James also made an adverse comment against the other dentist, the owner of the clinic who had recommended the procedure.

“Although Dr C did not perform the procedures in question, and therefore ultimately was not responsible for obtaining consent, he undertook the initial examination of Miss A and developed the treatment plan for her.

“Dr C wrote and signed the ‘Orthodontic Treatment Letter’ on August 6, 2018, which did not mention the frenectomy procedures, nor did it outline any information about the procedures.”

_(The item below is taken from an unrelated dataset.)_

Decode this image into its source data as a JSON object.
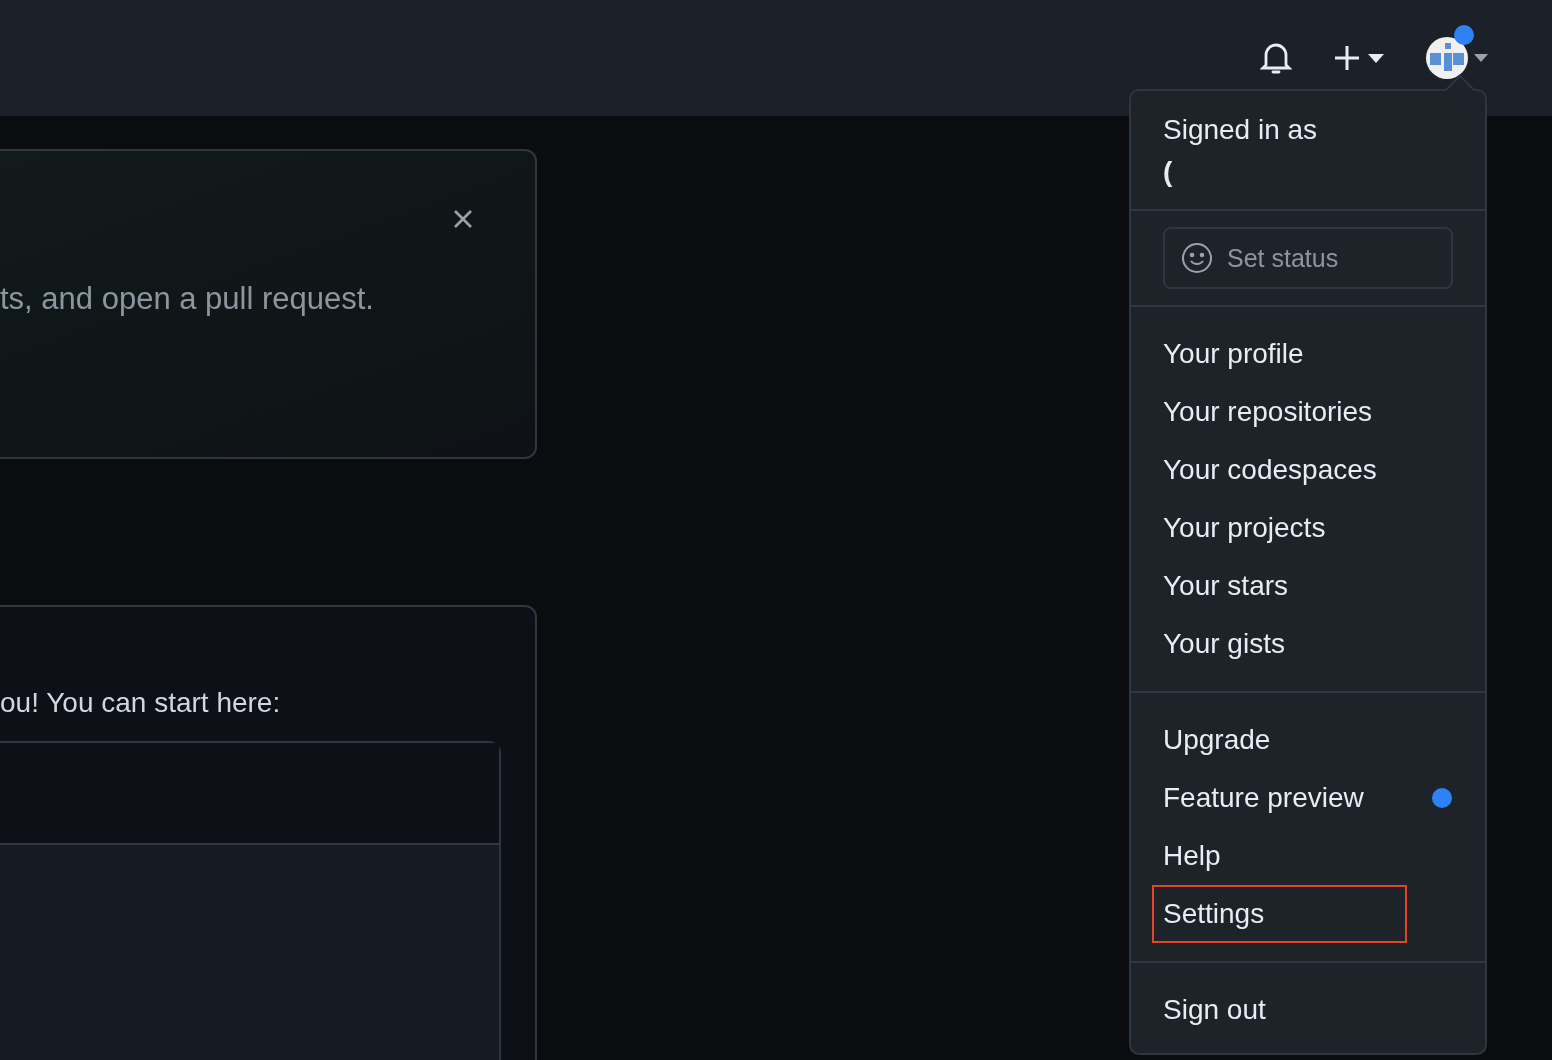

As well as the apologies, James recommended Dr B arrange an external audit to ensure adequate informed consent was obtained for treatment, and that the clinical documentation was of an appropriate standard; undertake further education and training on informed consent and clinical documentation, and develop a written information sheet containing information specific to frenectomy procedures.

She also recommended the Dental Council consider whether a review of his competence was warranted.

In an apology to the mother dated February 10, 2022, the owner of the clinic said they had updated all policies and procedures, particularly around tongue-tie surgeries.

However, he also said they no longer performed them and now referred tongue ties to specialists.

The mother told Open Justice her daughter, now almost 12, had fully recovered after it was initially thought she might need plastic surgery to improve scar tissue.

But she said she was disappointed with the clinic and dentist’s apologies, and that they had not donated the cost of the treatment, $1250, to Starship as she had requested.